Remarkably for a nation where anti-Japan sentiment runs high, Toyota’s Camry saloon won the
2013 Korea Car of the Year Award.
South Koreans have discovered that they can save a fortune by shopping on foreign websites. They are clicking away merrily on Amazon and a Chinese counterpart, Taobao, buying clothes, toys and electronic gadgets, including “Made in Korea” ones. The value of direct buying from overseas doubled to 1.1 trillion won between 2011 and 2013. In 2014 the government doubled the maximum value of goods that can be shipped tax-free into the country from America, to $200, giving direct foreign purchasing a further boost.
The government has recognised that exclusive distribution deals, in which a small number of retailers control all sales of a branded product within the country, are also inflating the prices of some foreign-made goods in local shops. To try to bring down the cost of living, it has simplified online payments and introduced a system in which the customs service authenticates copies of those products imported by other distributors, undermining the exclusivity agreements. That again is increasing the pressure on locally made goods and local retailers.
With more on offer, South Koreans now shop chiefly for value: they are picky, discerning and resent being duped, says Han Sanglin, a business professor at Hanyang University in Seoul. And they are not shy about expressing their views. A group of students recently rode a makeshift raft held afloat only with packets of Korean-branded crisps, in protest at their meagre contents. They derided the puffed-up, near-empty packs as “nitrogen snacks”.
South Korean firms argue that the products they sell to locals are often more sophisticated versions of those they export; and that their prices include delivery, installation and long warranties. But they are having to work harder to stop customers deserting them.
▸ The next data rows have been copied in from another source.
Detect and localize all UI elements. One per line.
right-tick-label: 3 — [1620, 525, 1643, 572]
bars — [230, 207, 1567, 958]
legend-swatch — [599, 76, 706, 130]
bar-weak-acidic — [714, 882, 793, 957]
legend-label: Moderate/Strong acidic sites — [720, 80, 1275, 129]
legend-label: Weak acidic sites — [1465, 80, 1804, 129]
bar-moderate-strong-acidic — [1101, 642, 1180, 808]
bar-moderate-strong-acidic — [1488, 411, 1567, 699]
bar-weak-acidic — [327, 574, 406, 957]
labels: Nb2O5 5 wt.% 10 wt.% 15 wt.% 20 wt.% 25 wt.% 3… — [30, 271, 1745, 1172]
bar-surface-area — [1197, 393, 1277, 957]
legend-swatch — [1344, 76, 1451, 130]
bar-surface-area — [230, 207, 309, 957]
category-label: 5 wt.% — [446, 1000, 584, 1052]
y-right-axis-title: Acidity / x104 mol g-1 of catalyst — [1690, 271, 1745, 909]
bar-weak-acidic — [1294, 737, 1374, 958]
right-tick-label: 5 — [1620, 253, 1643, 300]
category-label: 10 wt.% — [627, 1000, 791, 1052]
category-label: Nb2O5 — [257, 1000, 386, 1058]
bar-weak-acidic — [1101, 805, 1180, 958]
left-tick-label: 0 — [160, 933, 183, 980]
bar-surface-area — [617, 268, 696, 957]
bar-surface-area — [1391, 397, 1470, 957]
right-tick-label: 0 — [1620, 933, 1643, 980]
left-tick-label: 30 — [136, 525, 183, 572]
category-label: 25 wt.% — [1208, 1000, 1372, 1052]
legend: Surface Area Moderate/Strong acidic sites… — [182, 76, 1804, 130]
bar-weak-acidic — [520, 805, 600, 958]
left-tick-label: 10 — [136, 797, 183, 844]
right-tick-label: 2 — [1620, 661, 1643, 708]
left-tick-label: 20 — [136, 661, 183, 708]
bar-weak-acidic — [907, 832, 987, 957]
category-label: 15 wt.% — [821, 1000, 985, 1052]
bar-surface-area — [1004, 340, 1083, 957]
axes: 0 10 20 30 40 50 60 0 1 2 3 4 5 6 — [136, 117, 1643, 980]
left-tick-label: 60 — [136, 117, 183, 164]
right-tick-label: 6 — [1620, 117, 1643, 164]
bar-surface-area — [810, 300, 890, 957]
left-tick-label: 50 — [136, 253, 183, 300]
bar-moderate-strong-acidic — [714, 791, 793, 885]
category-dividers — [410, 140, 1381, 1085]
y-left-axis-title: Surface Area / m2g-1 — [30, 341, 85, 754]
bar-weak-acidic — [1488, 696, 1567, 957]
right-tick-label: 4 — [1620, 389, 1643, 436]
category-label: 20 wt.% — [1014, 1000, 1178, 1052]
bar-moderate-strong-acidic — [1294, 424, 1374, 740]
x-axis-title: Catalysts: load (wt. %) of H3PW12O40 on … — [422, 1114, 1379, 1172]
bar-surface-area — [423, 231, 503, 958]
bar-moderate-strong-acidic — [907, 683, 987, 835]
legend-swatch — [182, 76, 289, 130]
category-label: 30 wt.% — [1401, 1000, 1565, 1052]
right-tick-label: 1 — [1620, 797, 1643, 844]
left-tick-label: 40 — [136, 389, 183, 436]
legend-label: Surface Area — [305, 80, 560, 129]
Lotte, a big local retailer, will this year start opening a new type of outlet that sells foreign clothes at prices comparable with online shops’.
Having had an easy time in their home market for so long, many South Korean firms must now learn to be competitive. Jun Shin of the Seoul office of McKinsey, a consulting firm, says the country’s successful cosmetics firms are good role models: they have long offered high-quality products at modest prices, and as a result they have managed to keep their foreign rivals at bay.